I belonged to a closed Facebook group devoted to the Firm, a 1980's workout video series that developed a cult following, of which I was a proud member.
The Firm was created by Anna Benson, who pioneered the integration of heavier weights in women's workouts in an era when weights were not the done thing. Women feared lifting anything heavier than a Campbell's soup can would make them 'bulky.' Anna said, 'pffft' to that and developed a series of truly wonderful, if not kinda 80's cheesy, workout videos that got me into fitness and truly changed my life. I will always be grateful to Anna for her creativity and vision. Anna ended up selling the Firm and they are still going, but in my opinion, the new Firm is nothing like it was in Anna's glory days.
However, Anna wrote a book sometime in the 1990's called Firm for Life.
The take-away image I got of Anna was that she was shallow, catty and entirely too image-conscious. Maybe she wasn't like that really, but that's how she came across to me, and a lot of other people. But hey, nobody's perfect and Anna put out a good workout back in her day so I can get over it. I just didn't need to know her views on grey hairs ('for heaven's sake--cover those greys!'), thong underwear ('so important because we wouldn't want panty lines!') or her book list that would help me develop my 'Firm spirit.' I didn't see what that had to do with workouts and healthy eating.
So, what does this have to do with hornets?
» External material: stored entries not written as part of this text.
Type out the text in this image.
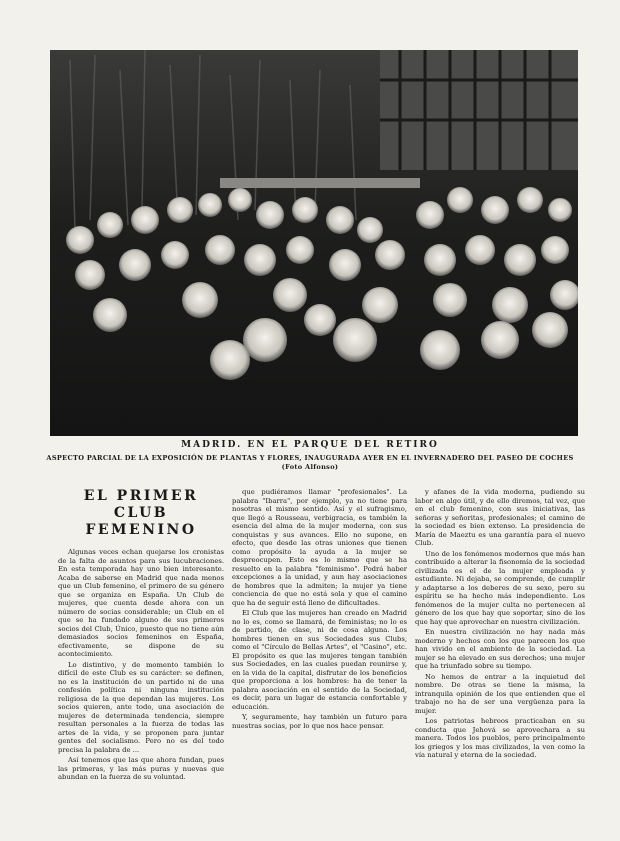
MADRID. EN EL PARQUE DEL RETIRO
ASPECTO PARCIAL DE LA EXPOSICIÓN DE PLANTAS Y FLORES, INAUGURADA AYER EN EL INVERNADERO DEL PASEO DE COCHES (Foto Alfonso)
EL PRIMER CLUB
FEMENINO

Algunas veces echan quejarse los cronistas de la falta de asuntos para sus lucubraciones. En esta temporada hay uno bien interesante. Acaba de saberse en Madrid que nada menos que un Club femenino, el primero de su género que se organiza en España. Un Club de mujeres, que cuenta desde ahora con un número de socias considerable; un Club en el que se ha fundado alguno de sus primeros socios del Club, Único, puesto que no tiene aún demasiados socios femeninos en España, efectivamente, se dispone de su acontecimiento.

Lo distintivo, y de momento también lo difícil de este Club es su carácter: se definen, no es la institución de un partido ni de una confesión política ni ninguna institución religiosa de la que dependan las mujeres. Los socios quieren, ante todo, una asociación de mujeres de determinada tendencia, siempre resultan personales a la fuerza de todas las artes de la vida, y se proponen para juntar gentes del socialismo. Pero no es del todo precisa la palabra de ...

Así tenemos que las que ahora fundan, pues las primeras, y las más puras y nuevas que abundan en la fuerza de su voluntad.

que pudiéramos llamar "profesionales". La palabra "Ibarra", por ejemplo, ya no tiene para nosotras el mismo sentido. Así y el sufragismo, que llegó a Rousseau, verbigracia, es también la esencia del alma de la mujer moderna, con sus conquistas y sus avances. Ello no supone, en efecto, que desde las otras uniones que tienen como propósito la ayuda a la mujer se despreocupen. Esto es lo mismo que se ha resuelto en la palabra "feminismo". Podrá haber excepciones a la unidad, y aun hay asociaciones de hombres que la admiten; la mujer ya tiene conciencia de que no está sola y que el camino que ha de seguir está lleno de dificultades.

El Club que las mujeres han creado en Madrid no lo es, como se llamará, de feministas; no lo es de partido, de clase, ni de cosa alguna. Los hombres tienen en sus Sociedades sus Clubs, como el "Círculo de Bellas Artes", el "Casino", etc. El propósito es que las mujeres tengan también sus Sociedades, en las cuales puedan reunirse y, en la vida de la capital, disfrutar de los beneficios que proporciona a los hombres: ha de tener la palabra asociación en el sentido de la Sociedad, es decir, para un lugar de estancia confortable y educación.

Y, seguramente, hay también un futuro para nuestras socias, por lo que nos hace pensar.

y afanes de la vida moderna, pudiendo su labor en algo útil, y de ello diremos, tal vez, que en el club femenino, con sus iniciativas, las señoras y señoritas, profesionales; el camino de la sociedad es bien extenso. La presidencia de María de Maeztu es una garantía para el nuevo Club.

Uno de los fenómenos modernos que más han contribuido a alterar la fisonomía de la sociedad civilizada es el de la mujer empleada y estudiante. Ni dejaba, se comprende, de cumplir y adaptarse a los deberes de su sexo, pero su espíritu se ha hecho más independiente. Los fenómenos de la mujer culta no pertenecen al género de los que hay que soportar, sino de los que hay que aprovechar en nuestra civilización.

En nuestra civilización no hay nada más moderno y hechos con los que parecen los que han vivido en el ambiente de la sociedad. La mujer se ha elevado en sus derechos; una mujer que ha triunfado sobre su tiempo.

No hemos de entrar a la inquietud del nombre. De otras se tiene la misma, la intranquila opinión de los que entienden que el trabajo no ha de ser una vergüenza para la mujer.

Los patriotas hebreos practicaban en su conducta que Jehová se aprovechara a su manera. Todos los pueblos, pero principalmente los griegos y los mas civilizados, la ven como la vía natural y eterna de la sociedad.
Someone on this Facebook group asked about the book. 'It got really bad reviews--what does everyone think? Should I buy it?'
Oh, the responses were glowing!
"The book is so wonderful!"
"I loved it!"
"I'm so glad I bought it!"
I'm thinking, really? So I chimed in with my thoughts. I didn't like the book. (I might have described it as 'terrible.') I didn't think it was useful, I thought Anna came across as mean-spirited and shallow. I said I would probably have felt uncomfortable around her because I don't get regular manicures. I emphasized that while I loved the workouts, I could have done without the book. I said if you find it for a bargain price, check it out. But I wouldn't pay $35 on eBay. Or something along those lines.
Whoa. Cue hornets. While the person who asked the question seemed to appreciate my comments, others decidedly did not. I was called a 'Debbie Downer' and basically accused of being a negative troll. The group used to be 'fun and inspirational,' and now here I had the temerity to criticize Anna. No one had ever said such awful things about Anna before.
I was, quite frankly, agog. Someone asked a question, and I gave my opinion. Someone was making a purchasing decision, so I gave her my honest appraisal of the book. I was told, "We don't say bad things about Anna. She changed our lives." Did I mention Anna died a few years ago? 'We don't say bad things about the dead. People who knew her read this.' But, I reasoned, "someone wanted to know if she should spend money on the book, would it be a worthwhile purchase? Are we not allowed to answer 'no' to that question? Are we supposed to be all sunshine and roses??"
"That would be nice," I was told.
One hornet told me I should go start my own group if I wanted to say negative things about Anna.
The whole thing reminded me of a blog post I read recently entitled 'The Worst Advice My Mother Ever Gave Me." What might that be? Author Deb Rankin said it was that parenting classic, 'if you don't have anything nice to say about someone, don't say anything at all.'
Encouragement and positive words are great, but the advice is dangerous for several reasons. Breaking the connection between emotion and communication makes one lonely and isolated, because no one knows the real you. Suppressed thoughts will come out, not always in healthy ways. Finally, the world needs people brave enough to speak out against evil and bad behavior.
I'm willing to bet Deb's mother (and mothers across the globe) mean for us to avoid unkindness and gossip, and I'm all for that. But I think Deb makes some good points. Sadly, the internet has become a breeding ground for bad behavior. All you have to do is click on the comments link to any number of articles to read nasty, rude, obscene remarks people make. "You stupid [insert expletive]! You don't know your [expletive] from your [expletive]! I hope you rot in [expletive]!" There is no place for that in a civilized society, and I truly grieve when I see some of what is written.
However, my comments were not of that ilk. They were pointed, but rational. I provided examples to support my opinions. And in fairness, the hornets were not nasty. But to shut down reasoned discourse, to halt a sensible dialogue just because we don't like what someone is saying... that's sad, too.
When we write, we put ourselves 'out there.' We have to expect that people might not like what we say, they might not agree, but I for one welcome respectful dissent. Muscles don't change without resistance. People don't change without challenge.
After some reflection, I decided to 'unjoin' the Facebook group. It was clear the members didn't want me there, and I don't want to be part of any group where I get a smackdown for thinking critically and expressing a dissenting opinion. It's just too... well... cultish.
What do you think? By all means, share. Respectful dissent is welcome!